Thank you for putting up the paper However I am not entirely convinced by studies on hamsters. For all the valid criticisms of DANMASK 19 it is still the only study done in mitigating measures and Covid 19. Here in British Columbia we have been wearing masks for over six months and infections are increasing. Are masks contributing to the increase ? I think not but they ain’t preventing infections either. Possibly a return to evidence base science with regard to Covid 19 might not be a bad idea. I will now put my head below the parapet and await the onslaught. By the way my sixth viral pan/epidemic since I qualified as a doctor.


A.Prof Vicki Kotsirilos, AM   9/05/2021 8:38:47 PM

This study is also useful that found that well-fitting, three-layered cloth masks can be as effective at reducing the transmission of COVID-19 as surgical masks.

Journal Reference:
Joshua F. Robinson, Ioatzin Rios de Anda, Fergus J. Moore, Jonathan P. Reid, Richard P. Sear, C. Patrick Royall.
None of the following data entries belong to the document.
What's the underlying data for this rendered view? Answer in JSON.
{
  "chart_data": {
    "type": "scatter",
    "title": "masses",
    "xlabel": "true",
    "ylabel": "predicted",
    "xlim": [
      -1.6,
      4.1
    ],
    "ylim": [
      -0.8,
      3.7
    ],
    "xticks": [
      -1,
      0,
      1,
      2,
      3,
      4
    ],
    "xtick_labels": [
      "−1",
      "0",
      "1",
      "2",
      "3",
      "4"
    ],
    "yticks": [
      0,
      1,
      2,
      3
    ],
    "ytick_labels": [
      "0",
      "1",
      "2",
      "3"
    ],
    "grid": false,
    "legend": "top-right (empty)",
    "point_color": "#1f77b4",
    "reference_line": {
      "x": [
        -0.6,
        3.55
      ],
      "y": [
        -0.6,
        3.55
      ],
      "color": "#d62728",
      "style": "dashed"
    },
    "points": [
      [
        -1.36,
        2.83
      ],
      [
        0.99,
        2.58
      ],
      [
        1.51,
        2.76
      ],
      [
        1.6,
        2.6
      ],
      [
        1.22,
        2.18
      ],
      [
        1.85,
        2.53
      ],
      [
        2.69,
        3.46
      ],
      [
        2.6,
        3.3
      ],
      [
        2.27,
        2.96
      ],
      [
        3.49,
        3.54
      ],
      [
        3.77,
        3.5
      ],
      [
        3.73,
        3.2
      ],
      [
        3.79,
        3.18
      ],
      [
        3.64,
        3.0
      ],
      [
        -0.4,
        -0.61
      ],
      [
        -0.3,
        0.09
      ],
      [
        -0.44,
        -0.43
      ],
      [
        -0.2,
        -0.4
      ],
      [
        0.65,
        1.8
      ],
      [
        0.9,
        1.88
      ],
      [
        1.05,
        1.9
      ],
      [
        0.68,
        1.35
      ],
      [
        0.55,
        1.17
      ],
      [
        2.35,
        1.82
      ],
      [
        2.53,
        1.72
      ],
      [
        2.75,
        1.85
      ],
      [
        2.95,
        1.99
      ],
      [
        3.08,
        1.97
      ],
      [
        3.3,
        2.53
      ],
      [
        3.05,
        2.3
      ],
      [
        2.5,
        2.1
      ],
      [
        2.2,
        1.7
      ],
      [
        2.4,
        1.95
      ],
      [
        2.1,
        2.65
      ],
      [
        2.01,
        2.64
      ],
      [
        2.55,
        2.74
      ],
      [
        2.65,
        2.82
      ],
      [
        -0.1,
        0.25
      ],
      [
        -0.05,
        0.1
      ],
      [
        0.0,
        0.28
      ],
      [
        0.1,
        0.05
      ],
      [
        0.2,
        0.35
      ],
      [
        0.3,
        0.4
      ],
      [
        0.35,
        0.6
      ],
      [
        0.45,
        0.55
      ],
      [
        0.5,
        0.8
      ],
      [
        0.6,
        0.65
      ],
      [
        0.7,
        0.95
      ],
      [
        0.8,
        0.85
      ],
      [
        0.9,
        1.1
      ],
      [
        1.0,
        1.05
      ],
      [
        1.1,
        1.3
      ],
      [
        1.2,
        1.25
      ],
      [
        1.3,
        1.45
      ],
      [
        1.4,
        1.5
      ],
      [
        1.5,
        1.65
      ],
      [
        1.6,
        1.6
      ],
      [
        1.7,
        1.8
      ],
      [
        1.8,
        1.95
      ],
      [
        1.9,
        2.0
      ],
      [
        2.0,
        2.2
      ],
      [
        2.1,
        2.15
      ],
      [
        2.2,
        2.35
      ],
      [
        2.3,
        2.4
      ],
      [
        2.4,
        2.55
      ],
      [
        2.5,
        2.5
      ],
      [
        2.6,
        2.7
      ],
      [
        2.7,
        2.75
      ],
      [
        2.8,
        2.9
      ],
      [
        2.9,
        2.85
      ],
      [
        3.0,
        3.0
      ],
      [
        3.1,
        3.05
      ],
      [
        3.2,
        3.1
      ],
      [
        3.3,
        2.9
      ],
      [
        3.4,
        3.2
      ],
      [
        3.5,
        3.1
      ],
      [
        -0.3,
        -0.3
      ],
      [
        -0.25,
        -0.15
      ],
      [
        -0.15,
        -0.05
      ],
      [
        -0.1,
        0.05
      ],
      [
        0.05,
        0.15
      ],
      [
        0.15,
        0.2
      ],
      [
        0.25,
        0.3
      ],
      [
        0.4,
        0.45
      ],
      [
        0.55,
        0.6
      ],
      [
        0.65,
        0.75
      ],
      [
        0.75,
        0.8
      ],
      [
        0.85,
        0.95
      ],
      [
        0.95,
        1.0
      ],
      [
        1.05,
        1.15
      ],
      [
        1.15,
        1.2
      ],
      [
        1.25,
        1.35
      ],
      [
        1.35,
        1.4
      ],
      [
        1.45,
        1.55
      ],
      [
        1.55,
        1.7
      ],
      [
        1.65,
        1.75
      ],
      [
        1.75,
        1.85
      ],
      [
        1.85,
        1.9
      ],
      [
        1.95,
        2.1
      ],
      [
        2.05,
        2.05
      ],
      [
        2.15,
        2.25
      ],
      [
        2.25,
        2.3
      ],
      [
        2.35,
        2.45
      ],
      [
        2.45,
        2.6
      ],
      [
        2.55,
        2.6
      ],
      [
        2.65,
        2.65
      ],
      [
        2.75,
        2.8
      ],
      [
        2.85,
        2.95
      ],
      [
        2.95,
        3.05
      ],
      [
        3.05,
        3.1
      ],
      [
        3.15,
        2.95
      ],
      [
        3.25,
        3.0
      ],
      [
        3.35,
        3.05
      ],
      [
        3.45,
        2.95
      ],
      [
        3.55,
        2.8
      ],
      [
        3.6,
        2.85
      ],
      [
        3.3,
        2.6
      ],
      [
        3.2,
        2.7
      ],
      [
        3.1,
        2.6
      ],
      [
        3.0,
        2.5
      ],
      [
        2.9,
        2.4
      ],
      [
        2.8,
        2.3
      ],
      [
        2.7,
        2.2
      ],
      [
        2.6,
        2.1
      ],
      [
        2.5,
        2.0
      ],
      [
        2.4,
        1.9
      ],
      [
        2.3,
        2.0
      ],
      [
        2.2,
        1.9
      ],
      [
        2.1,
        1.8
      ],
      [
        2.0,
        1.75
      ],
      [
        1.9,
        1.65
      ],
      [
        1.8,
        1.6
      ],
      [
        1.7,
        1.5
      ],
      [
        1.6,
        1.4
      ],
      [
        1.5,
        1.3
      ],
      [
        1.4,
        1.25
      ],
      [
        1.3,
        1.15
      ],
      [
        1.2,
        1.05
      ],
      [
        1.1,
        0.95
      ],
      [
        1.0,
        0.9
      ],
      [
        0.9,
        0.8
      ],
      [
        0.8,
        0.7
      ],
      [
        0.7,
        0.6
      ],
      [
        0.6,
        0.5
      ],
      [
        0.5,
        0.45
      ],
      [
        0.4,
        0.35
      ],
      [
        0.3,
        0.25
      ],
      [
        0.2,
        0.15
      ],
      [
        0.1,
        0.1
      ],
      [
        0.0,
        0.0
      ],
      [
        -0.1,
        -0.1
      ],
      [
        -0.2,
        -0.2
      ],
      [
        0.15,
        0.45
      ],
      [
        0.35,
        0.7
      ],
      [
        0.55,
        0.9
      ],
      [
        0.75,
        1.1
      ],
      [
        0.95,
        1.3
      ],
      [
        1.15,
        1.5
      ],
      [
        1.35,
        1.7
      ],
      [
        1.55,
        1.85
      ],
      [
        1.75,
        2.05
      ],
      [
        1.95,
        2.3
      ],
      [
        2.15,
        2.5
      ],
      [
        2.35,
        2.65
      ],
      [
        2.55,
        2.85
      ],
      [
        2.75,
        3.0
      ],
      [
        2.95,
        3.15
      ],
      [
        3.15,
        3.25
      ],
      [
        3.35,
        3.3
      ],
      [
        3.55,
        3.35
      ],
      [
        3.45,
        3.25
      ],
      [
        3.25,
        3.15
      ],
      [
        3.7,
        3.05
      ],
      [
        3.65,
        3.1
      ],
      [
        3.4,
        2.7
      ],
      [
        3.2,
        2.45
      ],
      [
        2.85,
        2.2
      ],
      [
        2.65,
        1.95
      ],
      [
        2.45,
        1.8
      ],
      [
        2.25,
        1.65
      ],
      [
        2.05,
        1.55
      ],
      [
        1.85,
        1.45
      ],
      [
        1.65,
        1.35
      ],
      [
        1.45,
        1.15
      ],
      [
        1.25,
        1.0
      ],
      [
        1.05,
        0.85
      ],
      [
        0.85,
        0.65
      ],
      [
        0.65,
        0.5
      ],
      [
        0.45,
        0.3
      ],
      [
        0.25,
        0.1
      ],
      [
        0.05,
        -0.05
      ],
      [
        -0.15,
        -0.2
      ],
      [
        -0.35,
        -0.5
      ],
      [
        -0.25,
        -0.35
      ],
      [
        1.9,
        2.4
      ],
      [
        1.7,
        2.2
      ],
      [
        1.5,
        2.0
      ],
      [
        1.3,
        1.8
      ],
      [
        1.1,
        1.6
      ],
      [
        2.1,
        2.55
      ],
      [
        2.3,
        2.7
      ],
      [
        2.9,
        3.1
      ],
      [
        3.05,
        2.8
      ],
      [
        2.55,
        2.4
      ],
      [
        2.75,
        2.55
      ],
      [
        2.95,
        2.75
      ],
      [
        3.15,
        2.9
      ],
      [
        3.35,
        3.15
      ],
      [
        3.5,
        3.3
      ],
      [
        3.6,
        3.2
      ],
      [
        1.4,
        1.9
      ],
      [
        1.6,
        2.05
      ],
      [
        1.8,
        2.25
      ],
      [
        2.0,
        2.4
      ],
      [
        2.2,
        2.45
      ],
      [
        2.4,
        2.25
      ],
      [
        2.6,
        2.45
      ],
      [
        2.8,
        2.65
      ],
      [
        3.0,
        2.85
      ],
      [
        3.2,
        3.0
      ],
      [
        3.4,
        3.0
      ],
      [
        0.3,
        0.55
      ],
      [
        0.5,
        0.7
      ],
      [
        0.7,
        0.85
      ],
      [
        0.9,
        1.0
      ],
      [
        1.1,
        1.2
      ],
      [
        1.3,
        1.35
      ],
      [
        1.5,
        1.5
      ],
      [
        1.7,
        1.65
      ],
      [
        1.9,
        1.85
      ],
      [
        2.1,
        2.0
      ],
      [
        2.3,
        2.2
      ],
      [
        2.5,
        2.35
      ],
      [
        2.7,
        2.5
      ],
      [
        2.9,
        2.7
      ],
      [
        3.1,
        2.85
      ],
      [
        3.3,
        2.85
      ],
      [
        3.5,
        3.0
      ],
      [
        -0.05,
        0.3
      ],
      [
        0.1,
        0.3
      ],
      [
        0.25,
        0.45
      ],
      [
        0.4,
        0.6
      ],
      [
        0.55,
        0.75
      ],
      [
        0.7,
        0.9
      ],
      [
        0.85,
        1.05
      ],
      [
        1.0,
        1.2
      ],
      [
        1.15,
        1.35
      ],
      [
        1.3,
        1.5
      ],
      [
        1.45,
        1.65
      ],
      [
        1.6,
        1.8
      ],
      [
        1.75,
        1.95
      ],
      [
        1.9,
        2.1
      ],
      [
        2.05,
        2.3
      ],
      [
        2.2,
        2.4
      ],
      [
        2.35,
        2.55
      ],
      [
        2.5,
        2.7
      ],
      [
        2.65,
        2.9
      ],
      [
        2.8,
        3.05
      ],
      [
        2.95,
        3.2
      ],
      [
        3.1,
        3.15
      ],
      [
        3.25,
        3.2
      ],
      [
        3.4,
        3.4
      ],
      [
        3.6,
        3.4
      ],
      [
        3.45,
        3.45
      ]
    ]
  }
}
Efficacy of face coverings in reducing transmission of COVID-19: Calculations based on models of droplet capture. Physics of Fluids, 2021; 33 (4): 043112 DOI: 10.1063/5.0047622

Summary of study:
University of Surrey. "Cloth face coverings can be as effective as surgical masks at protecting against COVID-19, study finds." ScienceDaily. ScienceDaily, 28 April 2021. <www.sciencedaily.com/releases/2021/04/210428113723.htm>.


Dr William Lancashire   11/05/2021 3:07:59 AM

Models are not evidence. Surely our experience with covid has taught us that!


Dr William Lancashire   11/05/2021 3:17:33 PM

Models are not evidence. Surely our experience with covid has taught us that!